# How to sell shares held by Share Certificate



## wannanoall (20 Jan 2009)

Hi All,

I was hoping you could help with the following query. While working for an American multinational some years back I purchased some shares (common stock)  as part of an employee purchase plan. When I left the company I was given a share certificate which showed my name and the amount of shares I had with the company. I would now like to sell these shares and I am unsure of how to sell. I brought them to AIB (as i thought they were brokers?) and the girl advised there was nothing they could do with them. I contacted the company I worked for and I cannot get to speak with anyone as it is an automated service which looks for employee details. Would anyone have an idea how I can sell these shares from a share certificate paper based  (I have nothing online etc in terms of an account). Many thanks in advnace.


----------



## Ravima (20 Jan 2009)

have you a share certificate or a certificate from a nominee holding company? With the former, any stockbroker should be able to sell the stock, with the latter, you probably need to contact the nominee company.  it might be easier for you to phone a stockbroker and discuss the matter.
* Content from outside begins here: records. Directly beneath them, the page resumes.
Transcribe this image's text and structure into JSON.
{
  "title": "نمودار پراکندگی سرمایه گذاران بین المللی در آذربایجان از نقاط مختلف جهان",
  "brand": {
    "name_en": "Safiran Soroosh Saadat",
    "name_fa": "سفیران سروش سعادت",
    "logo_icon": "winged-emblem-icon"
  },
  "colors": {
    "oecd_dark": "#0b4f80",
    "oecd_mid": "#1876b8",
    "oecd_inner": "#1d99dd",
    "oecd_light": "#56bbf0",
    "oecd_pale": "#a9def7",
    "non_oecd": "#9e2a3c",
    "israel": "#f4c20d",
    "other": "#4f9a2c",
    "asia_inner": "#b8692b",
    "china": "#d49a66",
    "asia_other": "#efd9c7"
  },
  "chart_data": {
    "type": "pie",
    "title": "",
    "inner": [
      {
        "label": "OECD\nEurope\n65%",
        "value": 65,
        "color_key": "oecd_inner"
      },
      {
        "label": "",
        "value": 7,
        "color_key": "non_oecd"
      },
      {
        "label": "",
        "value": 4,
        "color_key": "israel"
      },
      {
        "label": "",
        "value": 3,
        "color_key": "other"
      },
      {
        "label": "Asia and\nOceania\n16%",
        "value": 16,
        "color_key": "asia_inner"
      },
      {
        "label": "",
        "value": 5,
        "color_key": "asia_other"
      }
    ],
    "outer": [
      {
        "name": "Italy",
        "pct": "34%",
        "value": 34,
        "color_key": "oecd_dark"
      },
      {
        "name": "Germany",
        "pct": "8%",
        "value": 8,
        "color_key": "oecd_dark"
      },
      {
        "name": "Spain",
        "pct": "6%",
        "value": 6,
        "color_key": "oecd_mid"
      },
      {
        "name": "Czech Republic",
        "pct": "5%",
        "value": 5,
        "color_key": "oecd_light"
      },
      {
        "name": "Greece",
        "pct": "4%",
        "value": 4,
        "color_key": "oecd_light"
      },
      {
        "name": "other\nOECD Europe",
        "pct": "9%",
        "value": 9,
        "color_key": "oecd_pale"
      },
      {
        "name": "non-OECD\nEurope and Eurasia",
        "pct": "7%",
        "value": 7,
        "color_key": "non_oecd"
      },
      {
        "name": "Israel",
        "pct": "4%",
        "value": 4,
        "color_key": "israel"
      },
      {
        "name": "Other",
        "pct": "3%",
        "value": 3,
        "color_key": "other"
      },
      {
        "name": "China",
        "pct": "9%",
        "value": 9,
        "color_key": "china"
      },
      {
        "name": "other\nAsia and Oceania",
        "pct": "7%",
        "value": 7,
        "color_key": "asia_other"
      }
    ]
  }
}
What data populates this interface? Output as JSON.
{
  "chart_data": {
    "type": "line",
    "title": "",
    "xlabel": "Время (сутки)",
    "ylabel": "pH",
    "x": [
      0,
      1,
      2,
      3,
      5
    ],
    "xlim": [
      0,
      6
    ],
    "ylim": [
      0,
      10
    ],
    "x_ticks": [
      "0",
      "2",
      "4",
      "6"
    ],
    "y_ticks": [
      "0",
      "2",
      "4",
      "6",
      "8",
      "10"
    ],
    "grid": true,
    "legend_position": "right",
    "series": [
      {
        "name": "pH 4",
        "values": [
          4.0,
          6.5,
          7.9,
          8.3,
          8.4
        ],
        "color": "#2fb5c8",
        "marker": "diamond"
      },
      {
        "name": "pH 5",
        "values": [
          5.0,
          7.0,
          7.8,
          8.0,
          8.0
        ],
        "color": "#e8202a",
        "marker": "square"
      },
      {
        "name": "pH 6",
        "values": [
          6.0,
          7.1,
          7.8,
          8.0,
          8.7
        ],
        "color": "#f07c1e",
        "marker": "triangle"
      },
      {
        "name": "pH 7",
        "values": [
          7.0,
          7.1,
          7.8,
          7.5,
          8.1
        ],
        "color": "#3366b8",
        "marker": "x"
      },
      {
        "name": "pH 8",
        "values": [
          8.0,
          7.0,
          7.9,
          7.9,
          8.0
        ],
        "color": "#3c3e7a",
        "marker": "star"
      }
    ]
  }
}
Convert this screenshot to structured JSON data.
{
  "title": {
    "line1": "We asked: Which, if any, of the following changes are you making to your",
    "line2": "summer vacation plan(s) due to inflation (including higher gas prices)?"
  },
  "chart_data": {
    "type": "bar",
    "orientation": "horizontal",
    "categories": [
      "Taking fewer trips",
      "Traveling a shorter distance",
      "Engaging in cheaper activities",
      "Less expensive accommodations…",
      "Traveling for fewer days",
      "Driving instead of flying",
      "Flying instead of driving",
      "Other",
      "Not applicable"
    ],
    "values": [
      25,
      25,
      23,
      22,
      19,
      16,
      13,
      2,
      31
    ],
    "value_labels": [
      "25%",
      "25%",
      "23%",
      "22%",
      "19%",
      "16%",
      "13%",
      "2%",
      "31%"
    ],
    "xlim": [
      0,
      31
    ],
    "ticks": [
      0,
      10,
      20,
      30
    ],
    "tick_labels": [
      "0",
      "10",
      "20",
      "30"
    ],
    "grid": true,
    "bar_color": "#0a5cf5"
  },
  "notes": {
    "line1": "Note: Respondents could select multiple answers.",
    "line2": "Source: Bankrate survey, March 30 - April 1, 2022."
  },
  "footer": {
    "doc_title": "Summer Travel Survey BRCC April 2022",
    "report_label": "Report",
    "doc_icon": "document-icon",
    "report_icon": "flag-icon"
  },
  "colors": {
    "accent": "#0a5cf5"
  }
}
If a large company, any of the irish brokers should be able to point you in the right direction. if push comes to shove, get the name of the person you are talking to and send them a photocopy of the document.


----------



## wannanoall (21 Jan 2009)

Hi Ravima, thank you for taking the time to respond - as far as i can see it is a share certificate its is not from a nominee holding company. I will try to contact a stock broker to discuss. Thanks again


----------



## ledzep (30 Oct 2009)

Hello Wannanoall,

Just wondering did you figure out how to sell those shares. I'm in a similar position and would appreciate some guidance.

Cheers.


----------